Robinson’s system introduces carbon and removes oxygen from the process to encourage uptake of nitrogen within deposit feeders, which work with bacteria naturally present in their gut and the surrounding soil or sediment to convert the waste into high value protein.

The approach upcycles and remediates nitrogen-rich effluent from aquaculture, by pairing carbon-rich waste streams from agriculture.

Electricity source

Robinson added: “The energy generated by the micro-organisms breaking down the waste is harnessed as a sustainable source of electricity, while the addition of carbon sources and deposit feeding invertebrates will enhance the overall energy generation potential of the system.” 

During the course of Robinson’s fellowship, systems will be developed in marine and terrestrial settings in tropical (Mauritius) and temperate (UK) environments.

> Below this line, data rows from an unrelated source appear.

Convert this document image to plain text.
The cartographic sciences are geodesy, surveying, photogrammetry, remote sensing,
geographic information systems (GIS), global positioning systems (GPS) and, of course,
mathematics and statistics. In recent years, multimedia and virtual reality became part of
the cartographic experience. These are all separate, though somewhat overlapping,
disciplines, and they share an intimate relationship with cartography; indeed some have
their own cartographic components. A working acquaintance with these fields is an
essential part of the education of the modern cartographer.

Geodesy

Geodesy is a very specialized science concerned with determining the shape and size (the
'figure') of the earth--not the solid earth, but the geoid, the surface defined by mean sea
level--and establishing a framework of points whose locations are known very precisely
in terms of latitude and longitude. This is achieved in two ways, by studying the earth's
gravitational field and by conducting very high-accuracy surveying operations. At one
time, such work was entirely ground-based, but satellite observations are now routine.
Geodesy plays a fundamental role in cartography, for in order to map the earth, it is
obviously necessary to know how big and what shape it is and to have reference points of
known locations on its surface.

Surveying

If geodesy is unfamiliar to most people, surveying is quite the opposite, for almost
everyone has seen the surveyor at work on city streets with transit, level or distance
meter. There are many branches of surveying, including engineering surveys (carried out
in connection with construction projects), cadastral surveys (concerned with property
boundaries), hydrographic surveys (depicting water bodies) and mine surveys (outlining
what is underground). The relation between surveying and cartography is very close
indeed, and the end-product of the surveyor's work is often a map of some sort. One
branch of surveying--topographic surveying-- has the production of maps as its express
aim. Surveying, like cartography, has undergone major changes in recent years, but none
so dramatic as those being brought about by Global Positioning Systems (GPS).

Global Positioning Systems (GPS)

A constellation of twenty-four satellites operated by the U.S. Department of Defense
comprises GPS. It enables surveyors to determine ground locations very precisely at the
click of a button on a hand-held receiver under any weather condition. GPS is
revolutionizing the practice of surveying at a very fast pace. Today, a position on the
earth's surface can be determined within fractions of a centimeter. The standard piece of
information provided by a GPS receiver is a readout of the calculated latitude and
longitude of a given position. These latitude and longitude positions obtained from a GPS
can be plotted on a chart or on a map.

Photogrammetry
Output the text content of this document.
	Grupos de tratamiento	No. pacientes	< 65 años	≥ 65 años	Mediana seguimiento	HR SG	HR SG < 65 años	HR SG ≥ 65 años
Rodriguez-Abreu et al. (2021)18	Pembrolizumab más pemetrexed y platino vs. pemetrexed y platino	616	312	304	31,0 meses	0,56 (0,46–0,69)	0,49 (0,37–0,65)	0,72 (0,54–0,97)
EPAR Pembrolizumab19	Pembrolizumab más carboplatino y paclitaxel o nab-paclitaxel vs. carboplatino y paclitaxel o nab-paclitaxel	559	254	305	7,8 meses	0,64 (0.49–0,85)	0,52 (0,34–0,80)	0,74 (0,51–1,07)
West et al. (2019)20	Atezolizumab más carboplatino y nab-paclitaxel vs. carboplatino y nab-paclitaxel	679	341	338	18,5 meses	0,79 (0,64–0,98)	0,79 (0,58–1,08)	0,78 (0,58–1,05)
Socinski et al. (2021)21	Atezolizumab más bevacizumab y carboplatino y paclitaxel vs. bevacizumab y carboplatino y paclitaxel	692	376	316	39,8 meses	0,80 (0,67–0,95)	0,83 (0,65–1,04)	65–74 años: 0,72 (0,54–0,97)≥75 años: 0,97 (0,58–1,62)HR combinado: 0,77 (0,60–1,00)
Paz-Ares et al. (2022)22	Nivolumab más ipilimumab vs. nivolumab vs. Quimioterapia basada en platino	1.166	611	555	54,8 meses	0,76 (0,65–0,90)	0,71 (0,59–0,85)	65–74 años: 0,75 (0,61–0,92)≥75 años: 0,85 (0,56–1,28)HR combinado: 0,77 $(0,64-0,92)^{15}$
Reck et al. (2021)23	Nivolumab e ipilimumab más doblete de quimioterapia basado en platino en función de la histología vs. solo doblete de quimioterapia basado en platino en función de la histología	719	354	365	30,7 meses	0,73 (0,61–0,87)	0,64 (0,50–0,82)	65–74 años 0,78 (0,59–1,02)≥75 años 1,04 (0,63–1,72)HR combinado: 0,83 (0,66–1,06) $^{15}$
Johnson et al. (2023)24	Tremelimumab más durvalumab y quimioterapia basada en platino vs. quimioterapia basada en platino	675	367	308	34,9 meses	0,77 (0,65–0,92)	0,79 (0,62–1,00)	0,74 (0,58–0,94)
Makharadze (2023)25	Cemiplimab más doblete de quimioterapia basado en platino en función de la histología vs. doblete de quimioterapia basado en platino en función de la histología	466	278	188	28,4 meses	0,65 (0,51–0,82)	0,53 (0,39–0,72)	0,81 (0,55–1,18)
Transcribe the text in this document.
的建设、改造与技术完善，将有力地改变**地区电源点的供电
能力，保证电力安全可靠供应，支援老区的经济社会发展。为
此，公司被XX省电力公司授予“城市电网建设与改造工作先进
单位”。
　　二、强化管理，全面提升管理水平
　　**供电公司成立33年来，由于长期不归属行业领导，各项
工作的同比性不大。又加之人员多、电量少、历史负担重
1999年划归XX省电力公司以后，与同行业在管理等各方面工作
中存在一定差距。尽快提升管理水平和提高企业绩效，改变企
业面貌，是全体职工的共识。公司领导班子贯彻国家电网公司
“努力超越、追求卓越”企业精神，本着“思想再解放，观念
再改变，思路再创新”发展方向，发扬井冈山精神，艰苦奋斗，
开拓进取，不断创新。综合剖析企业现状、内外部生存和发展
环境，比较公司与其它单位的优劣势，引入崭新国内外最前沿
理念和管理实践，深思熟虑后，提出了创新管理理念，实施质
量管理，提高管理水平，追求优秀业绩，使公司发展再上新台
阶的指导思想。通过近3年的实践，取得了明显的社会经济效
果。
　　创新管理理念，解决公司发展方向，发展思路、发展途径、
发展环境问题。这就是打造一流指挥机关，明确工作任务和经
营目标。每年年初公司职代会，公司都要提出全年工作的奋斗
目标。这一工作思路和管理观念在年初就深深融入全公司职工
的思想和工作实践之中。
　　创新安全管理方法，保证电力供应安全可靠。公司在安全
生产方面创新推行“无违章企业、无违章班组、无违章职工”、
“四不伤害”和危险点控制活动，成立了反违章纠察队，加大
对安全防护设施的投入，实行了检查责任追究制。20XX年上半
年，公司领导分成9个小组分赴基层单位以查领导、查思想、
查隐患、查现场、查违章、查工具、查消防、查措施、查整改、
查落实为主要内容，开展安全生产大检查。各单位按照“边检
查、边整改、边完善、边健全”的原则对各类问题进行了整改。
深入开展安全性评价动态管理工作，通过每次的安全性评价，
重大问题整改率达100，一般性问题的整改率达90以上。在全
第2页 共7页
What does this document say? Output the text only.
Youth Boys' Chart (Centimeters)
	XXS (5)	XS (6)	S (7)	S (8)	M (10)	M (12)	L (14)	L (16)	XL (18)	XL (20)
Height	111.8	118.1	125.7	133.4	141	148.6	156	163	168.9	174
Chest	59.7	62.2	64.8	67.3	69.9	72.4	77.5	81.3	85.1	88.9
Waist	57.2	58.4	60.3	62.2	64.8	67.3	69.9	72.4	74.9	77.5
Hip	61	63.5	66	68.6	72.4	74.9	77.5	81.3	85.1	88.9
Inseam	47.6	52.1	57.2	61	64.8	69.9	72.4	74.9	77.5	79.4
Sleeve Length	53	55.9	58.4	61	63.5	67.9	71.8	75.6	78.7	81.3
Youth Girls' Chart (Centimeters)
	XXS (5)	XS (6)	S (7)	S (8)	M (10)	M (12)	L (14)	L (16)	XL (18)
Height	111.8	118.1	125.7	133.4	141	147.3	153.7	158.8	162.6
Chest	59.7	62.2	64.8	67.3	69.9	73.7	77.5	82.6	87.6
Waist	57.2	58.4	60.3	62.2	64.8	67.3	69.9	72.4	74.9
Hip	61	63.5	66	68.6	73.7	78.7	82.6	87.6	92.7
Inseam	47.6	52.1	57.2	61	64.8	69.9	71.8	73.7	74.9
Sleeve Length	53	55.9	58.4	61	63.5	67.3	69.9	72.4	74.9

Dr Robinson said she hoped to develop a low-cost system for the food production sector that can increase revenue, while reducing environmental impacts, particularly in lower income tropical countries. It is envisaged that large-scale adoption of the technology would have the potential to secure food and feed production systems for generations to come.

Dr Adam Hughes, a senior aquaculture researcher at SAMS, said: “This is really exciting science, dealing with one of the biggest challenges we currently face. Georgina’s work is changing the way we think about waste and turning it into a resource, rather than a problem.”